The masterly entanglement of the two lovely forms—typical and ideal—as they sit side by side on the black-and-white marble bench, is marked with intense sincerity. Nothing can exceed the delicate articulation of the hands of the two figures—mother and child, or sister. Their feet are chastely disposed and chiselled with the gentlest touch. The pose is easy and graceful. The loving way in which the elder figure places the child's hands upon the guitar as with the other hand she tunes the instrument is natural and convincing. The whole composition breathes an atmosphere of pure refinement and is the very embodiment of rhythm. The Eastern draperies are wonderfully arranged, every fold adding its light or shade in due ratio. The simple pale blue dress of the child accords absolutely with her tender carnations; whilst the white and gold-embroidered robe of the elder girl, or woman—loose and elegant—is in strict keeping, as regards good taste and the true sequence of colours. The bits of pomegranate—so often used as highest points by Leighton—are beautifully detailed.

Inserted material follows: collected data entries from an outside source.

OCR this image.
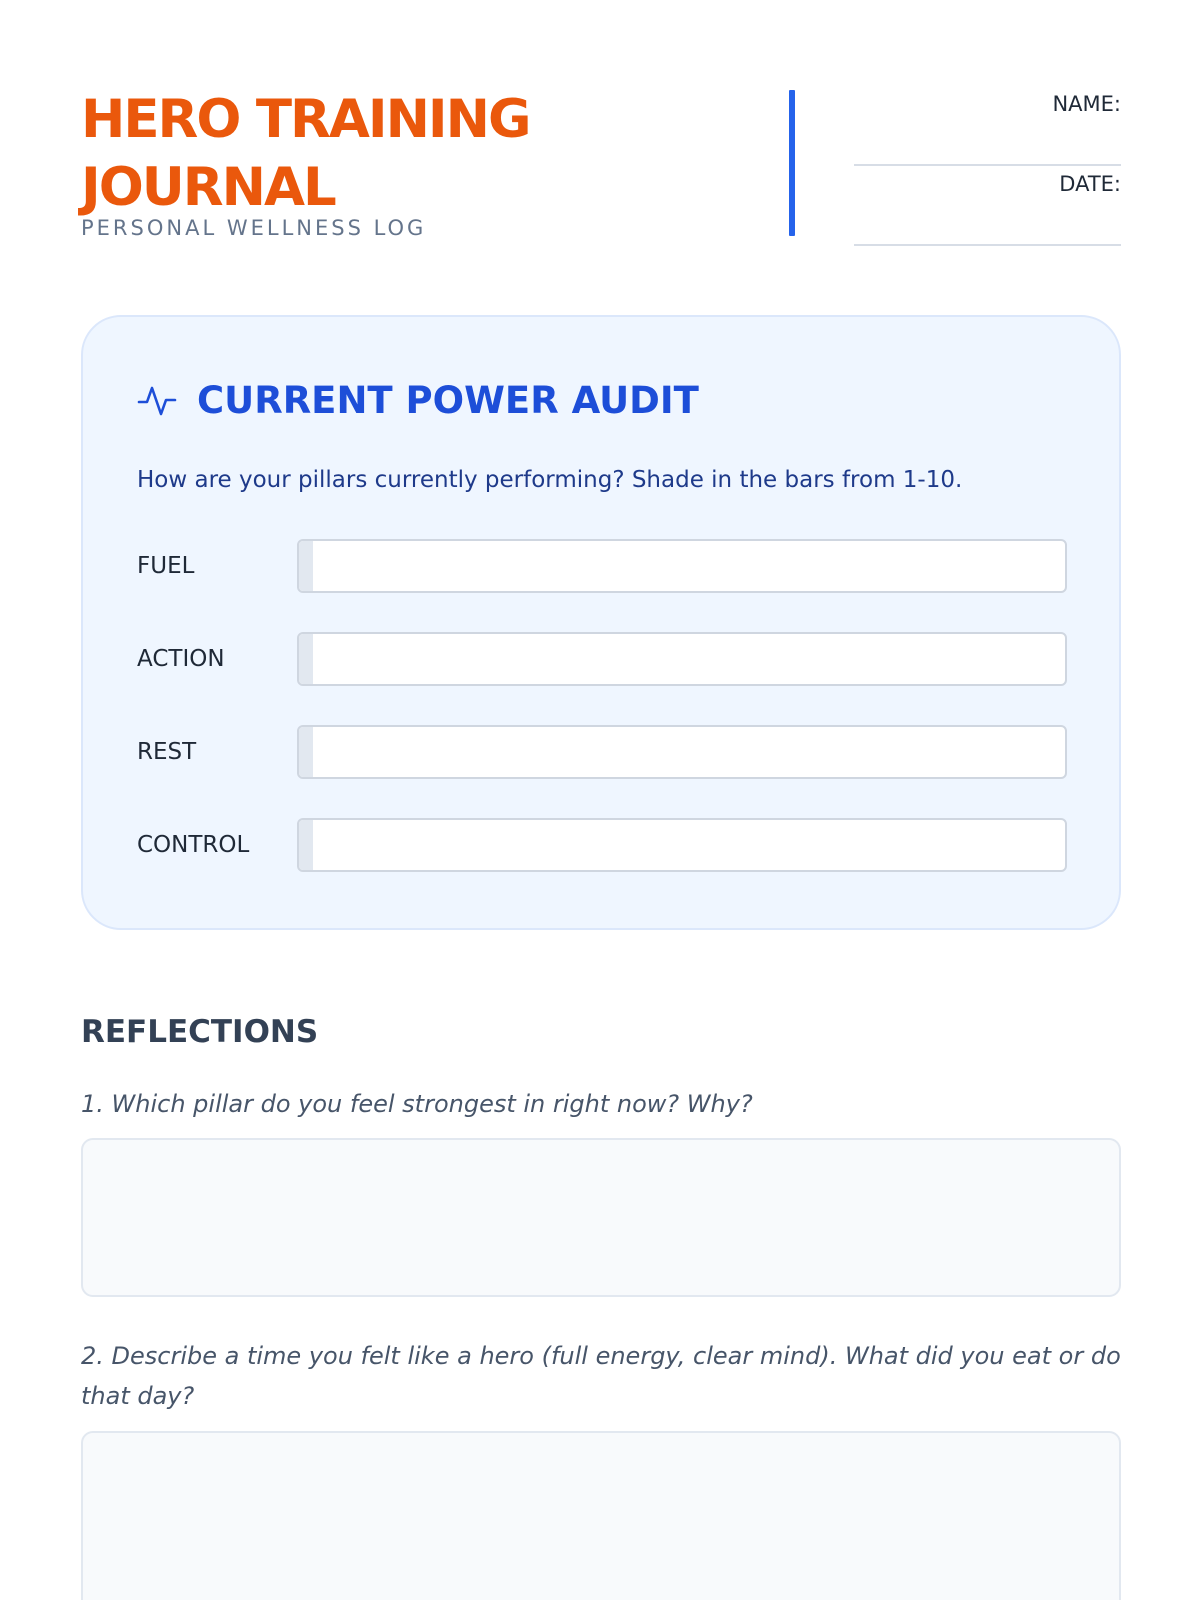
HERO TRAINING JOURNAL
PERSONAL WELLNESS LOG
NAME:
DATE:
CURRENT POWER AUDIT
How are your pillars currently performing? Shade in the bars from 1-10.
FUEL
ACTION
REST
CONTROL
REFLECTIONS
1. Which pillar do you feel strongest in right now? Why?
2. Describe a time you felt like a hero (full energy, clear mind). What did you eat or do that day?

To show that the artist himself set great store by this picture, he has left a "figurine" group of the two female figures which he used for this composition as well as for the "Daphnephoria".

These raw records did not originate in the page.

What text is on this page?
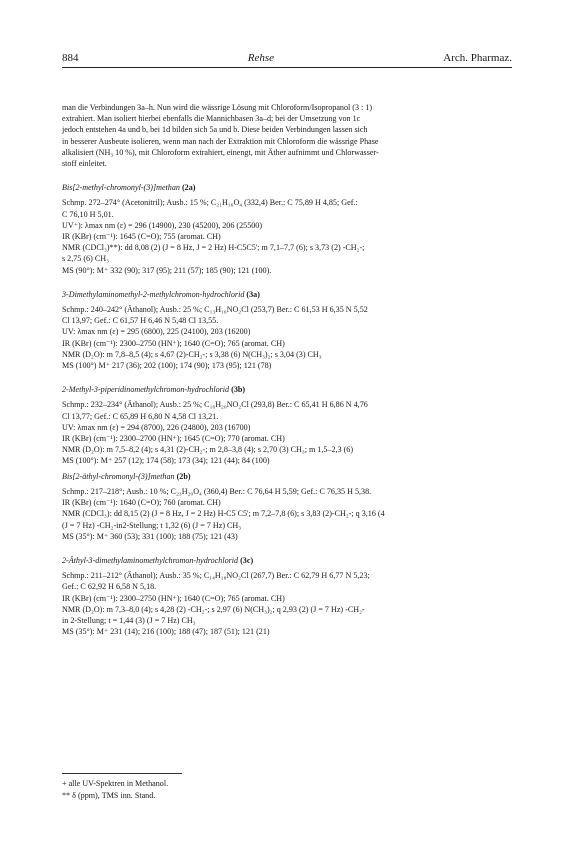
884	Rehse	Arch. Pharmaz.

man die Verbindungen 3a–h. Nun wird die wässrige Lösung mit Chloroform/Isopropanol (3 : 1)

extrahiert. Man isoliert hierbei ebenfalls die Mannichbasen 3a–d; bei der Umsetzung von 1c

jedoch entstehen 4a und b, bei 1d bilden sich 5a und b. Diese beiden Verbindungen lassen sich

in besserer Ausbeute isolieren, wenn man nach der Extraktion mit Chloroform die wässrige Phase

alkalisiert (NH₃ 10 %), mit Chloroform extrahiert, einengt, mit Äther aufnimmt und Chlorwasser-

stoff einleitet.

Bis[2-methyl-chromonyl-(3)]methan (2a)
Schmp. 272–274° (Acetonitril); Ausb.: 15 %; C₂₁H₁₆O₄ (332,4) Ber.: C 75,89 H 4,85; Gef.:
C 76,10 H 5,01.
UV⁺): λmax nm (ε) = 296 (14900), 230 (45200), 206 (25500)
IR (KBr) (cm⁻¹): 1645 (C=O); 755 (aromat. CH)
NMR (CDCl₃)**): dd 8,08 (2) (J = 8 Hz, J = 2 Hz) H-C5C5'; m 7,1–7,7 (6); s 3,73 (2) -CH₂-;
s 2,75 (6) CH₃
MS (90°): M⁺ 332 (90); 317 (95); 211 (57); 185 (90); 121 (100).
3-Dimethylaminomethyl-2-methylchromon-hydrochlorid (3a)
Schmp.: 240–242° (Äthanol); Ausb.: 25 %; C₁₃H₁₆NO₂Cl (253,7) Ber.: C 61,53 H 6,35 N 5,52
Cl 13,97; Gef.: C 61,57 H 6,46 N 5,48 Cl 13,55.
UV: λmax nm (ε) = 295 (6800), 225 (24100), 203 (16200)
IR (KBr) (cm⁻¹): 2300–2750 (HN⁺); 1640 (C=O); 765 (aromat. CH)
NMR (D₂O): m 7,8–8,5 (4); s 4,67 (2)-CH₂-; s 3,38 (6) N(CH₃)₂; s 3,04 (3) CH₃
MS (100°) M⁺ 217 (36); 202 (100); 174 (90); 173 (95); 121 (78)
2-Methyl-3-piperidinomethylchromon-hydrochlorid (3b)
Schmp.: 232–234° (Äthanol); Ausb.: 25 %; C₁₆H₂₀NO₂Cl (293,8) Ber.: C 65,41 H 6,86 N 4,76
Cl 13,77; Gef.: C 65,89 H 6,80 N 4,58 Cl 13,21.
UV: λmax nm (ε) = 294 (8700), 226 (24800), 203 (16700)
IR (KBr) (cm⁻¹): 2300–2700 (HN⁺); 1645 (C=O); 770 (aromat. CH)
NMR (D₂O): m 7,5–8,2 (4); s 4,31 (2)-CH₂-; m 2,8–3,8 (4); s 2,70 (3) CH₃; m 1,5–2,3 (6)
MS (100°): M⁺ 257 (12); 174 (58); 173 (34); 121 (44); 84 (100)
Bis[2-äthyl-chromonyl-(3)]methan (2b)
Schmp.: 217–218°; Ausb.: 10 %; C₂₃H₂₀O₄ (360,4) Ber.: C 76,64 H 5,59; Gef.: C 76,35 H 5,38.
IR (KBr) (cm⁻¹): 1640 (C=O); 760 (aromat. CH)
NMR (CDCl₃): dd 8,15 (2) (J = 8 Hz, J = 2 Hz) H-C5 C5'; m 7,2–7,8 (6); s 3,83 (2)-CH₂-; q 3,16 (4
(J = 7 Hz) -CH₂-in2-Stellung; t 1,32 (6) (J = 7 Hz) CH₃
MS (35°): M⁺ 360 (53); 331 (100); 188 (75); 121 (43)
2-Äthyl-3-dimethylaminomethylchromon-hydrochlorid (3c)
Schmp.: 211–212° (Äthanol); Ausb.: 35 %; C₁₄H₁₈NO₂Cl (267,7) Ber.: C 62,79 H 6,77 N 5,23;
Gef.: C 62,92 H 6,58 N 5,18.
IR (KBr) (cm⁻¹): 2300–2750 (HN⁺); 1640 (C=O); 765 (aromat. CH)
NMR (D₂O): m 7,3–8,0 (4); s 4,28 (2) -CH₂-; s 2,97 (6) N(CH₃)₂; q 2,93 (2) (J = 7 Hz) -CH₂-
in 2-Stellung; t = 1,44 (3) (J = 7 Hz) CH₃
MS (35°): M⁺ 231 (14); 216 (100); 188 (47); 187 (51); 121 (21)
+ alle UV-Spektren in Methanol.
** δ (ppm), TMS inn. Stand.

Ernest Rhys praised the beauty of the colouring:

Imagine a classical marble hall, marble floor, marble walls, in black and white, and red—deep red—marble pillars; and sitting there, sumptuously attired, but bare-footed, two fair-haired girls, who serve for pupil and music-mistress. The elder is showing the younger how to finger a lyre, of exquisite design and finish; and the expression on their faces is charmingly true, while the colours that they contribute to the composition,—the pale blue of the child's dress, the pale flesh tints, the pale yellow hair, and the white and gold of the elder girl's loose robe, and the rich auburn of her hair,—are most harmonious. A bit of scarlet pomegranate blossom, lying on the marble ground, gives the last high note of colour to the picture.

== See also ==

- Academic art
- Orientalism

== Sources ==

- Ash, Russell (1995). Lord Leighton. London: Pavilion Books Limited. p. 53 [Plate 19].
- Jones, Stephen, et al. (1996). Frederic Leighton, 1830–1896. Royal Academy of Arts, London: Harry N. Abrams, Inc. pp. 147, 179, 185, 203.
- Rhys, Ernest (1900). Frederic Lord Leighton: An Illustrated Record of his Life and Work. London: George Bell & Sons. pp. 36–37, 126.
- Staley, Edgcumbe (1906). Lord Leighton of Stretton. London: The Walter Scott Publishing Co., Ltd.; New York: Charles Scribner's Sons. pp. 107–108, 110, 112.
- "The Music Lesson". The Victorian Web. 8 February 2015. Accessed 2 July 2022.